The Flaming Lips have been around since 1983, and have been through several incarnations. The Flaming Lips are presently Wayne Coyne (vocals) and Michael Ivins (bass) who have been with the band since its inception, and Steven Drozd (drums, guitar, keyboards, backing vocals and more) who joined in 1991 and brought expert musicianship and a finely tuned ear.

The Flaming Lips’ sound changed dramatically after the mid 1990s, trading in a rough-edged, energetic alternative rock style for the sophisticated, thoughtful symphonic pop that characterizes “The Soft Bulletin”, “Yoshimi Battles the Pink Robots” and their latest release, “At War With the Mystics”. This top ten list focuses on these last three records, which saw a major increase in their commercial popularity and, if you ask some people, their artistic achievement.

1.Do You Realize

Arguably the Flaming Lips’ most stirring song, this is a gorgeous anthem that sums up Wayne Coyne’s humanist philosophy: “everyone you know someday will die,” so live each day as if it were your last. Driven by strumming acoustic guitar and sudden, crashing drum fills, accented by bells, strings and clean electric guitar, this is a veritable symphony of determination to lead a life without regrets. From “Yoshimi Battles the Pink Robots”.

2.Race For the Prize

The opener to “The Soft Bulletin” and the Flaming Lips’ live shows, this driving symphonic song chronicles the race of two scientists. The piece has a distinct late ’60s/early ’70s feeling to the production.

3.Waiting For a Superman

Single off “The Soft Bulletin,” and another of the Flaming Lips’ pseudo-optimistic semi-depressing songs. This one is built on beautiful piano and a booming kick drum.

4.The Gash

A dark, grand piece featuring a striking artificial choir created from multi-tracked pitch-altered voices. Gongs and strings swell as Wayne Coyne describes the “fight for our sanity”. From “The Soft Bulletin”, this piece shows the Flaming Lips at their most theatric and cinematic.

5.Are You a Hypnotist?

From “Yoshimi Battles the Pink Robots”, this one is worth listening solely for the creative multi-layered percussion by the Flaming Lips’ drummer and multi-instrumentalist Steven Drozd.

6.Vein of Stars

From their new album “At War With the Mystics”, this piece harkens back to an early sound of the Flaming Lips – lo-fi sounding acoustic guitar paired with Wayne Coyne’s Neil-Young-esque vocals and thoughtful lyrics – but takes it in a decidedly different direction: a new classic!

7.Suddenly Everything Has Changed

A strikingly original, and rather abstract, work about how one’s daily life seems to shift into a different perspective when one contemplates death. Classic Flaming Lips subject matter, something that not many bands could pull off convincingly. But Steven Drozd’s orchestral textures, wistful guitar riffs, hard-driving drumming and wordless background vocals give this underrated song something special. From “The Soft Bulletin”.

8.Sound of Failure

Another stand out track from “At War with the Mystics”, an epic two-part piece with a somewhat different feeling from much of the Flaming Lips other work.

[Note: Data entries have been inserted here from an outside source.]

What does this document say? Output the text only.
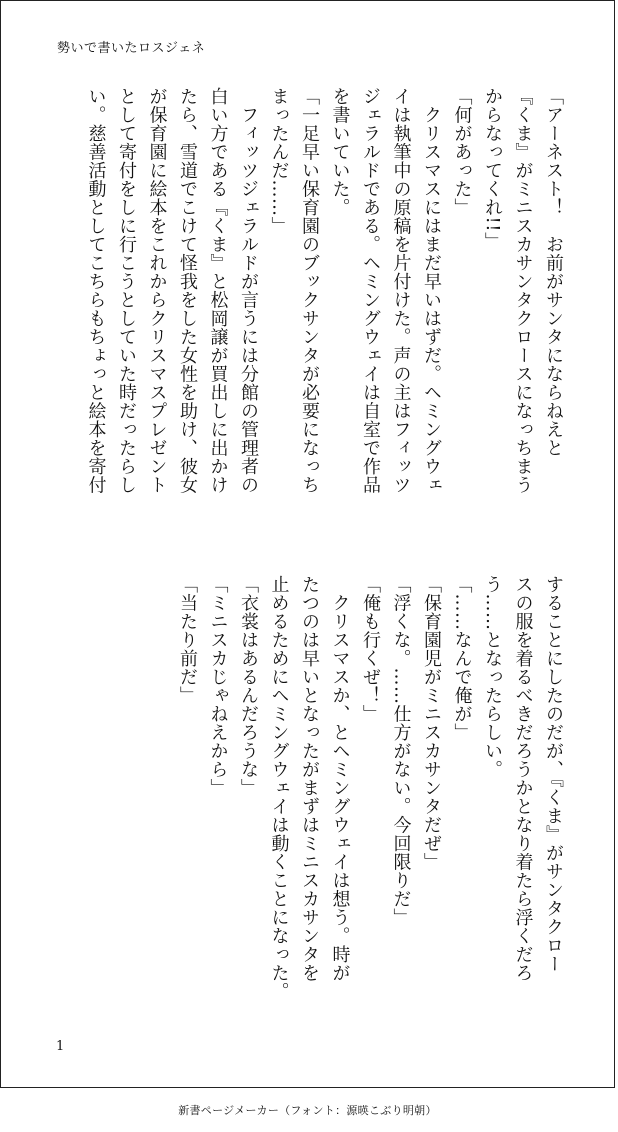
勢いで書いたロスジェネ
「アーネスト！　お前がサンタにならねえと
『くま』がミニスカサンタクロースになっちまう
からなってくれ!!」
「何があった」
　クリスマスにはまだ早いはずだ。ヘミングウェ
イは執筆中の原稿を片付けた。声の主はフィッツ
ジェラルドである。ヘミングウェイは自室で作品
を書いていた。
「一足早い保育園のブックサンタが必要になっち
まったんだ……」
　フィッツジェラルドが言うには分館の管理者の
白い方である『くま』と松岡譲が買出しに出かけ
たら、雪道でこけて怪我をした女性を助け、彼女
が保育園に絵本をこれからクリスマスプレゼント
として寄付をしに行こうとしていた時だったらし
い。慈善活動としてこちらもちょっと絵本を寄付
することにしたのだが、『くま』がサンタクロー
スの服を着るべきだろうかとなり着たら浮くだろ
う……となったらしい。
「……なんで俺が」
「保育園児がミニスカサンタだぜ」
「浮くな。……仕方がない。今回限りだ」
「俺も行くぜ！」
　クリスマスか、とヘミングウェイは想う。時が
たつのは早いとなったがまずはミニスカサンタを
止めるためにヘミングウェイは動くことになった。
「衣裳はあるんだろうな」
「ミニスカじゃねえから」
「当たり前だ」
1
新書ページメーカー（フォント：源暎こぶり明朝）
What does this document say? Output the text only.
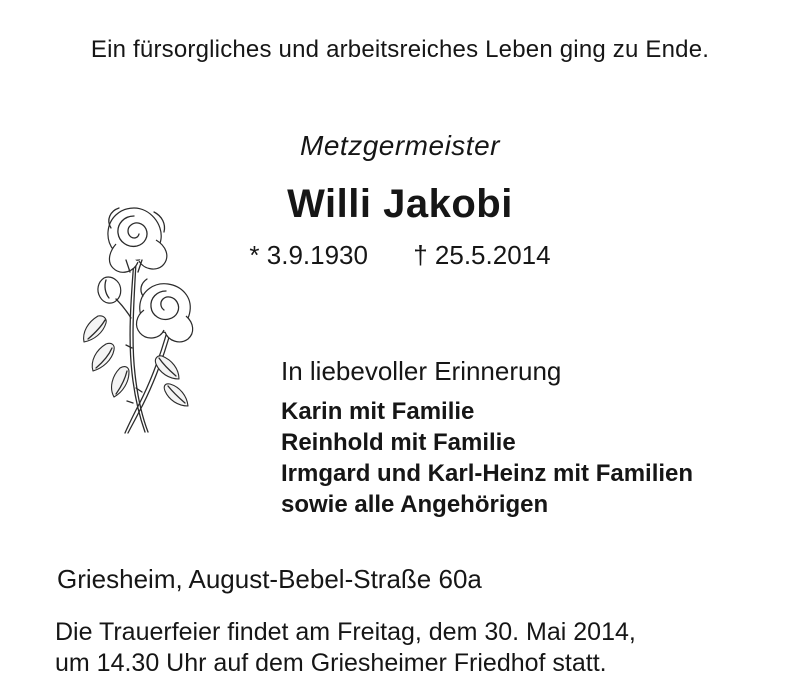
Ein fürsorgliches und arbeitsreiches Leben ging zu Ende.
Metzgermeister
Willi Jakobi
* 3.9.1930 † 25.5.2014
In liebevoller Erinnerung
Karin mit Familie
Reinhold mit Familie
Irmgard und Karl-Heinz mit Familien
sowie alle Angehörigen
Griesheim, August-Bebel-Straße 60a
Die Trauerfeier findet am Freitag, dem 30. Mai 2014,
um 14.30 Uhr auf dem Griesheimer Friedhof statt.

9.Yoshimi Battles the Pink Robots Pt. 2

A very original instrumental track from the album of the same name, this one can be described as an explosion of drums, moog synthesizer and sound samples.

10.Feeling Yourself Disintegrate

The stirring closer to “The Soft Bulletin,” this piece captures a feeling in a way few songs ever will: haunting, and very emotional. The song opens with Wayne Coyne’s vocal snare drum imitation, “brrap bap bap brrrrrap bap-ap-ap bap,” almost a reference to “Little Drummer Boy”. This song is another great example of how the Flaming Lips can be depressing and emotional, yet still incredibly uplifting.